1College of Mathematics and Statistics, South Central University for Nationalities, Wuhan 430074, China
2School of Automation Science and Engineering, South China University of Technology, Guangzhou 510641, China
3College of Automation, Huazhong University of Science and Technology, Wuhan 430074, China
4College of Science, Huazhong Agriculture University, Wuhan 430070, China

Received 13 January 2014; Accepted 14 February 2014; Published 27 April 2014

Academic Editor: Zhengguang Wu

Copyright © 2014 Junhao Hu et al. This is an open access article distributed under the Creative Commons Attribution License, which permits unrestricted use, distribution, and reproduction in any medium, provided the original work is properly cited.
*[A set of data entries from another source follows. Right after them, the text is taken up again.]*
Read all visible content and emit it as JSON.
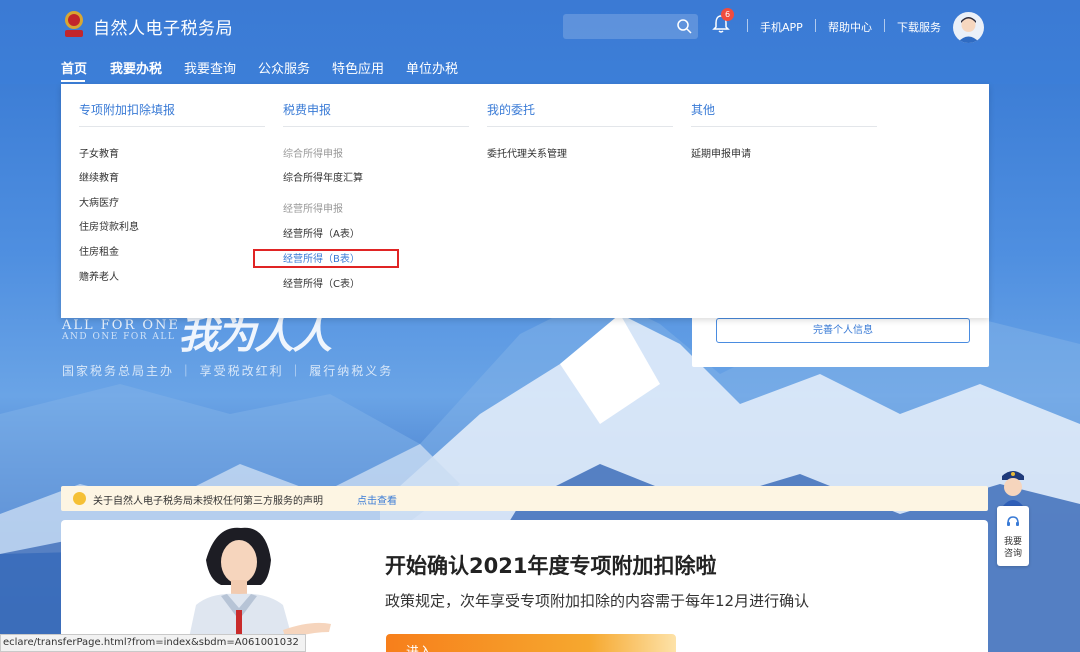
{
  "header": {
    "site_title": "自然人电子税务局",
    "notification_count": "6",
    "links": [
      "手机APP",
      "帮助中心",
      "下载服务"
    ]
  },
  "nav": {
    "items": [
      "首页",
      "我要办税",
      "我要查询",
      "公众服务",
      "特色应用",
      "单位办税"
    ]
  },
  "dropdown": {
    "columns": [
      {
        "heading": "专项附加扣除填报",
        "items": [
          "子女教育",
          "继续教育",
          "大病医疗",
          "住房贷款利息",
          "住房租金",
          "赡养老人"
        ]
      },
      {
        "heading": "税费申报",
        "group1_label": "综合所得申报",
        "group1_items": [
          "综合所得年度汇算"
        ],
        "group2_label": "经营所得申报",
        "group2_items": [
          "经营所得（A表）",
          "经营所得（B表）",
          "经营所得（C表）"
        ]
      },
      {
        "heading": "我的委托",
        "items": [
          "委托代理关系管理"
        ]
      },
      {
        "heading": "其他",
        "items": [
          "延期申报申请"
        ]
      }
    ]
  },
  "hero": {
    "slogan_en1": "ALL FOR ONE",
    "slogan_en2": "AND ONE FOR ALL",
    "slogan_script": "我为人人",
    "slogan_line": "国家税务总局主办 ｜ 享受税改红利 ｜ 履行纳税义务"
  },
  "user_card": {
    "improve_button": "完善个人信息"
  },
  "notice": {
    "text": "关于自然人电子税务局未授权任何第三方服务的声明",
    "link": "点击查看"
  },
  "banner": {
    "title": "开始确认2021年度专项附加扣除啦",
    "subtitle": "政策规定，次年享受专项附加扣除的内容需于每年12月进行确认",
    "button": "进入"
  },
  "assistant": {
    "label_line1": "我要",
    "label_line2": "咨询"
  },
  "status_url": "eclare/transferPage.html?from=index&sbdm=A061001032"
}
We consider a class of stochastic delay recurrent neural networks with distributed parameters and Markovian jumping. It is assumed that the coefficients in these neural networks belong to the interval matrices. Several sufficient conditions ensuring robust exponential stabilization are derived by using periodically intermittent control and Lyapunov functional. The obtained results are very easy to verify and implement, and improve the existing results. Finally, an example with numerical simulations is given to illustrate the presented criteria.